Le vrai titre serait: le triomphe d'Esther et la chute d'Aman. C'est le caractère de cette pièce que toutes ses tendresses servent à enfoncer le plus terrible coup.

Un an durant, le génie laborieux de Racine fit et refit, polit cette œuvre unique. Il fallait qu'on sentît déjà Louvois perdu pour qu'on osât cela. La violence de madame de Maintenon y parut, jusqu'à permettre au poète d'insérer un mot de Louvois, celui qu'il avait eu l'imprudence de prononcer et qui dut tant blesser le roi: «Il sait qu'il me doit tout.»

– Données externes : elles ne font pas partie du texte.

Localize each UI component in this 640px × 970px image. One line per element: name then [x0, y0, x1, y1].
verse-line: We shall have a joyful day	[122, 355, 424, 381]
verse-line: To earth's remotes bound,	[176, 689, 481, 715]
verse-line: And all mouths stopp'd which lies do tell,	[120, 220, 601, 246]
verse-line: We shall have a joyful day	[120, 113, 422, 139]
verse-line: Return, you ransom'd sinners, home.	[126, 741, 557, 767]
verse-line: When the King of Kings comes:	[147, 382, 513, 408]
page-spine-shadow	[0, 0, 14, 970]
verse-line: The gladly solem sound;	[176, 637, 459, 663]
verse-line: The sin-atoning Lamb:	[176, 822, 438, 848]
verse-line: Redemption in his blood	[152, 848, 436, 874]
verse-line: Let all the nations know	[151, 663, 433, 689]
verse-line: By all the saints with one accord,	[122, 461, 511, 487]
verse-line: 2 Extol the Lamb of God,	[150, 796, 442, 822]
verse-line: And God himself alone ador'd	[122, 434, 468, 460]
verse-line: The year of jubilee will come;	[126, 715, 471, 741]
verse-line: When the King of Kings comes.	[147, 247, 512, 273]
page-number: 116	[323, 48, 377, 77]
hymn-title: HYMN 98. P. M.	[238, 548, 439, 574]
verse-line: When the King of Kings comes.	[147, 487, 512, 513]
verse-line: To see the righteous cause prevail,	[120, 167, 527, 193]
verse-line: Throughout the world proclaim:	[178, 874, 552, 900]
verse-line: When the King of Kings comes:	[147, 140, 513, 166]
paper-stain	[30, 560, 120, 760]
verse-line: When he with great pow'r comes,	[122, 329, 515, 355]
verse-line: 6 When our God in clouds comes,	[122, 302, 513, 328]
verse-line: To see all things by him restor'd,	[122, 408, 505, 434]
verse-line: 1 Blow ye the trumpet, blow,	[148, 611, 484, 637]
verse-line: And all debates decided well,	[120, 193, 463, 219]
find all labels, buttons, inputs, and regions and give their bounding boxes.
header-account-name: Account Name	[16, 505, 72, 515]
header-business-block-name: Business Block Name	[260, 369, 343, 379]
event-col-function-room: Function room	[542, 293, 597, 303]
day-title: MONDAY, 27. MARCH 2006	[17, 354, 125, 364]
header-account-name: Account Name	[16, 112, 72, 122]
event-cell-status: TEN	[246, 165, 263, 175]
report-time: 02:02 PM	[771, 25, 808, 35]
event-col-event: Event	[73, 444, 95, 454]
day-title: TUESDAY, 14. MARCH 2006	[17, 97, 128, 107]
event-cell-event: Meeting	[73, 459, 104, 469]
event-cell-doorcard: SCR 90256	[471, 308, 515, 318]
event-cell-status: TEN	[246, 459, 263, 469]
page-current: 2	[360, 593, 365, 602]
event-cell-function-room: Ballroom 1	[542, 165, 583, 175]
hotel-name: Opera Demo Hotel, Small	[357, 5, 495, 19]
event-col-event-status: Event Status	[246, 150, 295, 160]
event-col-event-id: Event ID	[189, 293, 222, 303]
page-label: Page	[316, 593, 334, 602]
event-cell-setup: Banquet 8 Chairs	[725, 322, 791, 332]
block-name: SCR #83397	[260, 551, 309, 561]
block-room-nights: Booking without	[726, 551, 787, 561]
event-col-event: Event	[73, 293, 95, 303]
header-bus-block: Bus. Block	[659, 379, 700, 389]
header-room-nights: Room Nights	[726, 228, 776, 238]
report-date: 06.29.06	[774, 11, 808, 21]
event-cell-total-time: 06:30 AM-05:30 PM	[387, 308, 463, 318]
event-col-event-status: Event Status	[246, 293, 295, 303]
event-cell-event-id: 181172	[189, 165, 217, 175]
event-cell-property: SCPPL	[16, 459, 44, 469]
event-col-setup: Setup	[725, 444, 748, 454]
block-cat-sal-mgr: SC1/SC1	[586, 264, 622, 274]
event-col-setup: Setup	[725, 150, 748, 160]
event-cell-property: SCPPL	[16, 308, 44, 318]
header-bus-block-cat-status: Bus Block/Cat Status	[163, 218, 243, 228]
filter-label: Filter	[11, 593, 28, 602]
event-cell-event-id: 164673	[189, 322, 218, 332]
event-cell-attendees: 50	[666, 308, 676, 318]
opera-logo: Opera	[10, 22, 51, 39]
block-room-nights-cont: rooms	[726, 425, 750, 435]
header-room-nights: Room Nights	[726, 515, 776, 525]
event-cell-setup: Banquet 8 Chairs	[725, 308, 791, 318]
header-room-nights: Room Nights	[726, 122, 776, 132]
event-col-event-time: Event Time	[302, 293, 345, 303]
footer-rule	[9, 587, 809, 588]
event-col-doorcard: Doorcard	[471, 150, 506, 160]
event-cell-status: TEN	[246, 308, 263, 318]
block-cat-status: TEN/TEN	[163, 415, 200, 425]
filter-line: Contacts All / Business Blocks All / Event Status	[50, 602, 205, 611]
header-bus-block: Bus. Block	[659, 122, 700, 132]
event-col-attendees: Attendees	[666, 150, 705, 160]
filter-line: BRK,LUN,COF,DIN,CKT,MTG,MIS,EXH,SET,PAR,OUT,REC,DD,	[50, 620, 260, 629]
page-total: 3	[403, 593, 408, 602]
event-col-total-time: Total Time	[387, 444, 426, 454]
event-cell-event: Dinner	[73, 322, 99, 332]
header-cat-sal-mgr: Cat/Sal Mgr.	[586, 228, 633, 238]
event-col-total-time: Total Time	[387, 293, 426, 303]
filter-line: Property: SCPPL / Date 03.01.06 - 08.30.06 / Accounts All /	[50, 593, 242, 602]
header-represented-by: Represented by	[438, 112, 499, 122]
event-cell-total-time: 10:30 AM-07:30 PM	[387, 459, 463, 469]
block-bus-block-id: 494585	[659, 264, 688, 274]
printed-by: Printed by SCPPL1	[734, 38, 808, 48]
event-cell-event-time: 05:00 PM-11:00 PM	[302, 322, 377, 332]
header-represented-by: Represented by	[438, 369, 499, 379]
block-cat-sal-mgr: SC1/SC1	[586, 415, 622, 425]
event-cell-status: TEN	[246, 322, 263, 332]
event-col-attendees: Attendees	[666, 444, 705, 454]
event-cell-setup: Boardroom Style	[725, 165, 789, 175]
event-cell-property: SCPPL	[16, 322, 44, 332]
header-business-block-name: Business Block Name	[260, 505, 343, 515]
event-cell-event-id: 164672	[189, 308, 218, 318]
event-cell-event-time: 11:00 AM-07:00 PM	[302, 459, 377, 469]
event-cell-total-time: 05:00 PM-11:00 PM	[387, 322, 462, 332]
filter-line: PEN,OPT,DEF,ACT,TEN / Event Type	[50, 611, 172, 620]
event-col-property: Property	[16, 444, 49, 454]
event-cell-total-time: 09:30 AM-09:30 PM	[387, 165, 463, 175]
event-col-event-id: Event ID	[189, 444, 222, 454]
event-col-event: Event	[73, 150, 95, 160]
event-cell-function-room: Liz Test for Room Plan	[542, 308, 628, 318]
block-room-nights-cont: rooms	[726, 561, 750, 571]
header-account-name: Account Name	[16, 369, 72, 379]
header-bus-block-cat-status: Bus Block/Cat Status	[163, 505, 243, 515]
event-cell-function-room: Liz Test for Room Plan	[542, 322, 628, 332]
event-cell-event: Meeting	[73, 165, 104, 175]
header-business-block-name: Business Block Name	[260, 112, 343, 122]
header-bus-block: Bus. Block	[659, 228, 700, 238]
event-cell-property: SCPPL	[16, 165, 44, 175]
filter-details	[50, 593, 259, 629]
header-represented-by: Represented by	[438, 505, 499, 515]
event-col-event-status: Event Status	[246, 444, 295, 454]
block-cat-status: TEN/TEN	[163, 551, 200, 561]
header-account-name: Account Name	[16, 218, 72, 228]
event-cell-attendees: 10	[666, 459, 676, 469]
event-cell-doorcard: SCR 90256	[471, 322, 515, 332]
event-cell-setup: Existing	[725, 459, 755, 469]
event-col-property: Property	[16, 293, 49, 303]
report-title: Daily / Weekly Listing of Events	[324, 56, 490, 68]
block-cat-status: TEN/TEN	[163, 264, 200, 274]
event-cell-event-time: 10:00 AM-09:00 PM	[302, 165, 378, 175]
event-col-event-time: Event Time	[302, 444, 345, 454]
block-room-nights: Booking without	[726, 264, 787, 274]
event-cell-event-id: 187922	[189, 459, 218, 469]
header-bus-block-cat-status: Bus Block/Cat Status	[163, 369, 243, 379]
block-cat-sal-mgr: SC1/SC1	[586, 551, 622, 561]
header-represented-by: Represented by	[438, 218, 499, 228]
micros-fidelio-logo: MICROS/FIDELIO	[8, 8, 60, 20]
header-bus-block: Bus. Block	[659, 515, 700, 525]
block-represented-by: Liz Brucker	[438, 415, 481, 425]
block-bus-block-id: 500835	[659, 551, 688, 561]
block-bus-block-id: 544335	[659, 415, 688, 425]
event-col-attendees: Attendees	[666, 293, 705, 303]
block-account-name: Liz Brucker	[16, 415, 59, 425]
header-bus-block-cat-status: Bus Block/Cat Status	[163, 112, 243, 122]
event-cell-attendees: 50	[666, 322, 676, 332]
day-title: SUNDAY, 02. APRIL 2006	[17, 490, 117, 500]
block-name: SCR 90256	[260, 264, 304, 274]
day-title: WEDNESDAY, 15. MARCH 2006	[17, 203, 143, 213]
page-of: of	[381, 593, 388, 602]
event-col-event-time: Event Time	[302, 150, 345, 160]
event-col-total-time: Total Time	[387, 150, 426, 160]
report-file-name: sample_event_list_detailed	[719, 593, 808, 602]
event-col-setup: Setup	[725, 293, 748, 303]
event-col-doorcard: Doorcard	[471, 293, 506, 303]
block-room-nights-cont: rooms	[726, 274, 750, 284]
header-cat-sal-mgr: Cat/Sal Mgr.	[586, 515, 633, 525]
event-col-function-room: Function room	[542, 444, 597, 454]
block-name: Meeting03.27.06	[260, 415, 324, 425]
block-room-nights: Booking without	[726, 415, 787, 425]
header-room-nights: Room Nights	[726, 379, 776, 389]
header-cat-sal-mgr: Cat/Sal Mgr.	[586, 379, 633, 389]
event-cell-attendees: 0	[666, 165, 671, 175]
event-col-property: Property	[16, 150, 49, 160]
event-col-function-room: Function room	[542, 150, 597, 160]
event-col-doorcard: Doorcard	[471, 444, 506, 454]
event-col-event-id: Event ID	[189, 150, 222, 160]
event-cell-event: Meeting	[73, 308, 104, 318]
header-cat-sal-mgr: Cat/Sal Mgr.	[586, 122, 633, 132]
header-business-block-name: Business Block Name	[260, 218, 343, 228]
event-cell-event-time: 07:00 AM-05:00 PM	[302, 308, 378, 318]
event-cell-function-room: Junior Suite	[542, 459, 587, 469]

La pièce fut jouée le 25 janvier 89. Le roi y était seul, on peut le dire; car il n'avait avec lui que le peu d'officiers qui le suivaient à la chasse. L'effet fut délicieux, mais le coup trop peu appuyé. Il paraît que le roi s'obstinait à ne pas comprendre. Louvois était trop nécessaire.

Le 5 février, on appela au secours les grands moyens de succès, d'abord la cour d'Angleterre. C'est pour elle que Racine a fait le beau chant de l'exil, le chœur tout plein de larmes (J'irai pleurer au tombeau de mes pères). Ces hôtes de la France, martyrs de la foi catholique, étaient là comme suppliants. Leur présence muette sollicitait la chute de ce cruel Aman qui défendait de leur porter secours.

Les jeunes actrices n'ignoraient pas qu'Esther était un plaidoyer pour cette sainte cause. Madame de Maintenon (V. ses lettres d'éducation) les tenait au courant de la politique du temps et les faisait prier pour les succès du roi. Plusieurs, avant de paraître en scène, se jetèrent à genoux, et, pour obtenir la grâce de parler dignement, elles dirent un Veni Creator.